My six year old son is legally blind—times five—and he suffers both ocular and cerebral visual impairments besides the epilepsy and other developmental delays.
As a preemie Calvin’s eyes appeared large and inky like a shark’s. It was clear that he really wasn’t seeing us until one day, when he was about four months old, I was cradling him in my arms as he was crying. That moment—looking down at him—was the first time he locked gaze with me as tears welled up and cascaded down our cheeks.
My husband, who is a professional photographer, had a theory. While crying, Calvin squinted which might, he said, produce the effect of a small aperture bringing objects into focus. He also thought it possible that Calvin’s tears acted as lenses, and it was his opinion that—under those circumstances—Calvin was seeing me.
Hastily, we took him to an ophthalmologist. Over the next several months at each of three checkups we expressed our great concern about Calvin’s vision and the impact that might have on his development. The doctor responded to us, each time with a hideous bedside manner, saying that while Calvin’s vision was poor it wasn’t bad enough to warrant glasses. We stopped seeing that doc.
Soon after, a neuro-ophthalmologist in Boston informed us that Calvin’s acuity was 20/1000 (legally blind is considered to be 20/200) and that he likely had a cerebral impairment. He also suffered nystagmus, which is the constant jerking and roving movement of his eyes, as well as intermittent esotropic strabismus, or crossed eyes. Glasses were prescribed immediately. Calvin was just eleven months old.

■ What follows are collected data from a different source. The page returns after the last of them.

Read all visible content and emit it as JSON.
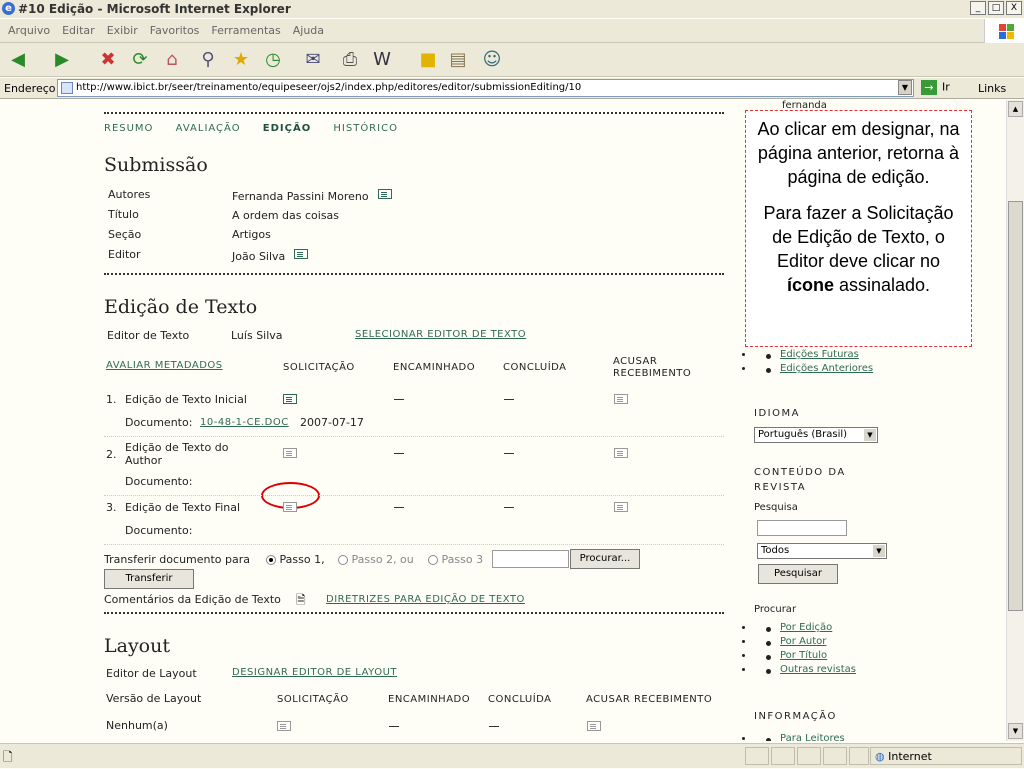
{
  "window": {
    "title": "#10 Edição - Microsoft Internet Explorer",
    "controls": [
      "_",
      "□",
      "X"
    ]
  },
  "menu": [
    "Arquivo",
    "Editar",
    "Exibir",
    "Favoritos",
    "Ferramentas",
    "Ajuda"
  ],
  "address": {
    "label": "Endereço",
    "url": "http://www.ibict.br/seer/treinamento/equipeseer/ojs2/index.php/editores/editor/submissionEditing/10",
    "go": "Ir",
    "links": "Links"
  },
  "status": {
    "zone": "Internet"
  },
  "tabs": [
    "RESUMO",
    "AVALIAÇÃO",
    "EDIÇÃO",
    "HISTÓRICO"
  ],
  "submission": {
    "heading": "Submissão",
    "rows": [
      {
        "label": "Autores",
        "value": "Fernanda Passini Moreno"
      },
      {
        "label": "Título",
        "value": "A ordem das coisas"
      },
      {
        "label": "Seção",
        "value": "Artigos"
      },
      {
        "label": "Editor",
        "value": "João Silva"
      }
    ]
  },
  "copyedit": {
    "heading": "Edição de Texto",
    "editor_label": "Editor de Texto",
    "editor_name": "Luís Silva",
    "select_link": "SELECIONAR EDITOR DE TEXTO",
    "metadata_link": "AVALIAR METADADOS",
    "columns": [
      "SOLICITAÇÃO",
      "ENCAMINHADO",
      "CONCLUÍDA",
      "ACUSAR RECEBIMENTO"
    ],
    "steps": [
      {
        "num": "1.",
        "name": "Edição de Texto Inicial",
        "doc_label": "Documento:",
        "doc_file": "10-48-1-CE.DOC",
        "doc_date": "2007-07-17"
      },
      {
        "num": "2.",
        "name": "Edição de Texto do Author",
        "doc_label": "Documento:"
      },
      {
        "num": "3.",
        "name": "Edição de Texto Final",
        "doc_label": "Documento:"
      }
    ],
    "transfer_label": "Transferir documento para",
    "radio1": "Passo 1,",
    "radio2": "Passo 2, ou",
    "radio3": "Passo 3",
    "browse_button": "Procurar...",
    "transfer_button": "Transferir",
    "comments_label": "Comentários da Edição de Texto",
    "guidelines_link": "DIRETRIZES PARA EDIÇÃO DE TEXTO"
  },
  "layout": {
    "heading": "Layout",
    "editor_label": "Editor de Layout",
    "designate_link": "DESIGNAR EDITOR DE LAYOUT",
    "version_label": "Versão de Layout",
    "columns": [
      "SOLICITAÇÃO",
      "ENCAMINHADO",
      "CONCLUÍDA",
      "ACUSAR RECEBIMENTO"
    ],
    "row_label": "Nenhum(a)"
  },
  "sidebar": {
    "top_partial": "fernanda",
    "issues": [
      "Edições Futuras",
      "Edições Anteriores"
    ],
    "language_title": "IDIOMA",
    "language_value": "Português (Brasil)",
    "content_title_1": "CONTEÚDO DA",
    "content_title_2": "REVISTA",
    "search_label": "Pesquisa",
    "search_scope": "Todos",
    "search_button": "Pesquisar",
    "browse_title": "Procurar",
    "browse_links": [
      "Por Edição",
      "Por Autor",
      "Por Título",
      "Outras revistas"
    ],
    "info_title": "INFORMAÇÃO",
    "info_partial": "Para Leitores"
  },
  "callout": {
    "p1": "Ao clicar em designar, na página anterior, retorna à página de edição.",
    "p2_pre": "Para fazer a Solicitação de Edição de Texto, o Editor deve clicar no ",
    "p2_bold": "ícone",
    "p2_post": " assinalado."
  }
}
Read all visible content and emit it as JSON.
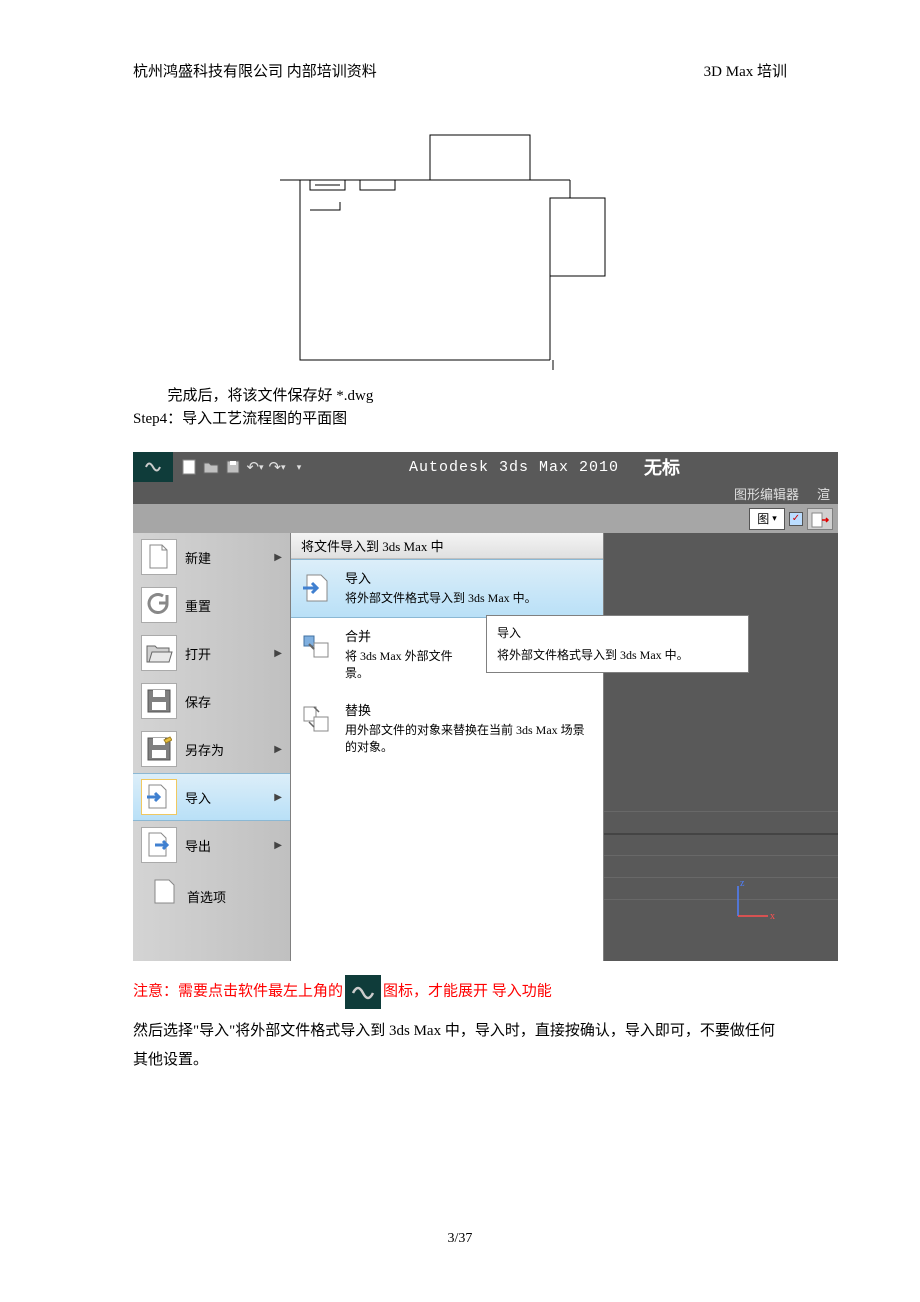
{
  "header": {
    "left": "杭州鸿盛科技有限公司 内部培训资料",
    "right": "3D Max 培训"
  },
  "body": {
    "save_line": "完成后，将该文件保存好 *.dwg",
    "step4": "Step4：导入工艺流程图的平面图"
  },
  "app": {
    "title": "Autodesk 3ds Max  2010",
    "untitled": "无标",
    "menubar_item": "图形编辑器",
    "menubar_item2": "渲",
    "toolbar_dropdown": "图",
    "left_menu": {
      "new": "新建",
      "reset": "重置",
      "open": "打开",
      "save": "保存",
      "saveas": "另存为",
      "import": "导入",
      "export": "导出",
      "preferences": "首选项"
    },
    "submenu": {
      "header": "将文件导入到 3ds Max 中",
      "import": {
        "title": "导入",
        "desc": "将外部文件格式导入到 3ds Max 中。"
      },
      "merge": {
        "title": "合并",
        "desc_pre": "将 3ds Max 外部文件",
        "desc_post": "景。"
      },
      "replace": {
        "title": "替换",
        "desc": "用外部文件的对象来替换在当前 3ds Max 场景的对象。"
      }
    },
    "tooltip": {
      "title": "导入",
      "desc": "将外部文件格式导入到 3ds Max 中。"
    },
    "axis": {
      "z": "z",
      "x": "x"
    }
  },
  "note": {
    "prefix": "注意：需要点击软件最左上角的",
    "suffix": "图标，才能展开 导入功能",
    "para": "然后选择\"导入\"将外部文件格式导入到 3ds Max 中，导入时，直接按确认，导入即可，不要做任何其他设置。"
  },
  "footer": "3/37"
}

What remains unclear about Calvin’s vision is not his acuity but, because of his cerebral visual impairment, the way his brain interprets the images he sees. At six and a half he is just beginning to show an awareness for obstacles on the ground that he must step over or around. His depth perception never developed and he is in constant danger of running into corners, misjudging distances and falling over our sleeping dog. The antiepileptic drugs exacerbate the problem. So, I hold on tightly to his harness in case he falls, and we practice walking around the house in unison most of the day.
What is clear is that Calvin's vision, albeit still poor, is improving. A successful eye surgery to correct his esotropia has helped a lot, and for that we are very thankful. Now if he would just stop poking his eyes, but that is another story.